The play Inherit the Wind and its various film adaptations have decisively shaped popular assumptions about the Scopes Trial, despite the fact that the story departs in numerous ways from the actual history of the trial. For instance, the townsfolk of Dayton, Tennessee, were not up in arms ready to lynch John T. Scopes for teaching Darwinism. Instead, leading citizens invited Scopes to be the defendant in a test case to challenge the law. Scopes's students had to be coached to testify that Scopes had taught them Darwinism so there could be a trial in the first place. Far more accurate is the depiction of the town's leading citizens seeing the trial as a chance to put their community on the map.

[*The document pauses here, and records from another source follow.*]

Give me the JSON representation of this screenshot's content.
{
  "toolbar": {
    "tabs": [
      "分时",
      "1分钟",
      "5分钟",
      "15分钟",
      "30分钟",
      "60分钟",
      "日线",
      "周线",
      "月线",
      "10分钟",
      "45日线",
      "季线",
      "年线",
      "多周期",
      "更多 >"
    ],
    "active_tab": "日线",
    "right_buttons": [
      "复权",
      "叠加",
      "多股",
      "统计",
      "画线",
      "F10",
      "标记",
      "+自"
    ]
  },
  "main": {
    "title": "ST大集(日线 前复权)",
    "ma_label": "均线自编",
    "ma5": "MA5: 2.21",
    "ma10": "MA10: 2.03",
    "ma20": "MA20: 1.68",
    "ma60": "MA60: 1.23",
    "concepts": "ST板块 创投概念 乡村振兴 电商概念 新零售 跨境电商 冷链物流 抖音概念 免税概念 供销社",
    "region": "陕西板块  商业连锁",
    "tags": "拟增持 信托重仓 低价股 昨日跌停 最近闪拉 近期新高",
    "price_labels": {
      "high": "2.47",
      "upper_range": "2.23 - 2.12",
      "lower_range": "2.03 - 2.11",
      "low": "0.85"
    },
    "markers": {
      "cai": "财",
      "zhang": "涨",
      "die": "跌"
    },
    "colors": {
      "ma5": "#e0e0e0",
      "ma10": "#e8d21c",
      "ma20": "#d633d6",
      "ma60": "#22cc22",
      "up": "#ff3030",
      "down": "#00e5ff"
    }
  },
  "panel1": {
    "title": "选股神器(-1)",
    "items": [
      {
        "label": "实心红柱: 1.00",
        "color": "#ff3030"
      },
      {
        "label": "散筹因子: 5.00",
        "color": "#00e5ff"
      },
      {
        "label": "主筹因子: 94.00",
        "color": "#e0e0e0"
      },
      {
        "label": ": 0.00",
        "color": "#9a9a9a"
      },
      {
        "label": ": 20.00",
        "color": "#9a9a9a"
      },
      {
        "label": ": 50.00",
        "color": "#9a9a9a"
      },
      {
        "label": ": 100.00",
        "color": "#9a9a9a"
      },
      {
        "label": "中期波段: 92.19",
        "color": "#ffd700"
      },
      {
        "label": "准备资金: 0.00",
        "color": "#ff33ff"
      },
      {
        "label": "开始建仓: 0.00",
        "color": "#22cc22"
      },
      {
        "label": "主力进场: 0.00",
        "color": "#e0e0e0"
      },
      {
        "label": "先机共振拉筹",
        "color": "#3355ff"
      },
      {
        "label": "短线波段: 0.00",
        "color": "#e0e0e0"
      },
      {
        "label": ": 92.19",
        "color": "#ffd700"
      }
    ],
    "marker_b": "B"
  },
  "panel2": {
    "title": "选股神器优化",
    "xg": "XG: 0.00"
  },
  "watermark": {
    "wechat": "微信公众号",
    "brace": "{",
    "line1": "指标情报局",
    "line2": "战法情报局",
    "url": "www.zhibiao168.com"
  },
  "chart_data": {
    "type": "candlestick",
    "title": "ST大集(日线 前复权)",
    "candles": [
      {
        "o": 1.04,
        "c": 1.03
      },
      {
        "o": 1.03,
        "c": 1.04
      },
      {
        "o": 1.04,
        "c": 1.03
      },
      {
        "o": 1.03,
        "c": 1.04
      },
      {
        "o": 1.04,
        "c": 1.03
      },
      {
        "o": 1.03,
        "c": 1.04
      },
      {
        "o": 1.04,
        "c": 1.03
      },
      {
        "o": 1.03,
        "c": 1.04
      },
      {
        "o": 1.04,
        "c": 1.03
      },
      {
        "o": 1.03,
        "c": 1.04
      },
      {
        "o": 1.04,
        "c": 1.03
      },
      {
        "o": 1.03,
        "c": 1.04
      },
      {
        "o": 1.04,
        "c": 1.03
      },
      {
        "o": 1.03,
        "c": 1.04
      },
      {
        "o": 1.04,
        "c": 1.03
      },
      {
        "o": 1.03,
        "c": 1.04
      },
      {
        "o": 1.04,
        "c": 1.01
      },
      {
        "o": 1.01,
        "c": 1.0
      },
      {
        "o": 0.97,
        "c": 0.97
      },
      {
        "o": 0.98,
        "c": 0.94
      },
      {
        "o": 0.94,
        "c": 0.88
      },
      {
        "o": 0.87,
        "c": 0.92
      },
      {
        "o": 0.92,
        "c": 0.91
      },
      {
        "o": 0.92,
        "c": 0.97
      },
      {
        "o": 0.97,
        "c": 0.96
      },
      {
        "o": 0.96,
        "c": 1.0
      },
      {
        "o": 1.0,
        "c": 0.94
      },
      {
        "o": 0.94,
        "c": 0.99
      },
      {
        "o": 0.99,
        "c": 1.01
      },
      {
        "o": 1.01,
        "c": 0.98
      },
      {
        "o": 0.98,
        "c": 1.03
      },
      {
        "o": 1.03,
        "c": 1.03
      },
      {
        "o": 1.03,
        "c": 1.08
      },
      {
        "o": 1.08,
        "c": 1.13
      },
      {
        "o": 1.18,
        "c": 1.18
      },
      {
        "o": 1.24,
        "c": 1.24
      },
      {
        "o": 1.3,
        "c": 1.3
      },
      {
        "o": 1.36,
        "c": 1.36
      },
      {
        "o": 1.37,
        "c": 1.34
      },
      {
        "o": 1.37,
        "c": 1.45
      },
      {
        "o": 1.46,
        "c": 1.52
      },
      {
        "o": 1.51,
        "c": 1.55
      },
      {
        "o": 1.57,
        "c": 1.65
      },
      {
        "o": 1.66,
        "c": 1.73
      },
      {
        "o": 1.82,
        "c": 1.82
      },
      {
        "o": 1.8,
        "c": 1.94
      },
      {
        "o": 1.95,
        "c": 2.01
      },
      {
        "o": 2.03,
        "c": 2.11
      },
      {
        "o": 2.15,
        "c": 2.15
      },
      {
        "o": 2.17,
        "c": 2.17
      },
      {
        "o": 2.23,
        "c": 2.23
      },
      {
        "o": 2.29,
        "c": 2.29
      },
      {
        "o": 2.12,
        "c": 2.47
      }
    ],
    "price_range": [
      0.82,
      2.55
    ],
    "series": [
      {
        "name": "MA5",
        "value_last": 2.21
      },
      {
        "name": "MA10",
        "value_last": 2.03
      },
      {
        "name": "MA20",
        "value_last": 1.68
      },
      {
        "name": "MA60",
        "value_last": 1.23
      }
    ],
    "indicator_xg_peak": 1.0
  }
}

Unlike his fictional counterpart Matthew Harrison Brady, William Jennings Bryan did not object to the $100 fine as too lenient. Instead, he offered to pay the fine himself. Bryan supported state laws prohibiting public schools from teaching Darwin's theory of human origins, but he believed such laws should not include punishments for violating them.
There are references to the "Chautauqua meetings at Chattanooga" at the beginning of the film. It is interesting that these lines are in the movie, because the city of Chattanooga, Tennessee is only a 45 minute drive from Dayton, Tennessee, the real city where the actual Scopes Monkey Trial took place in 1925.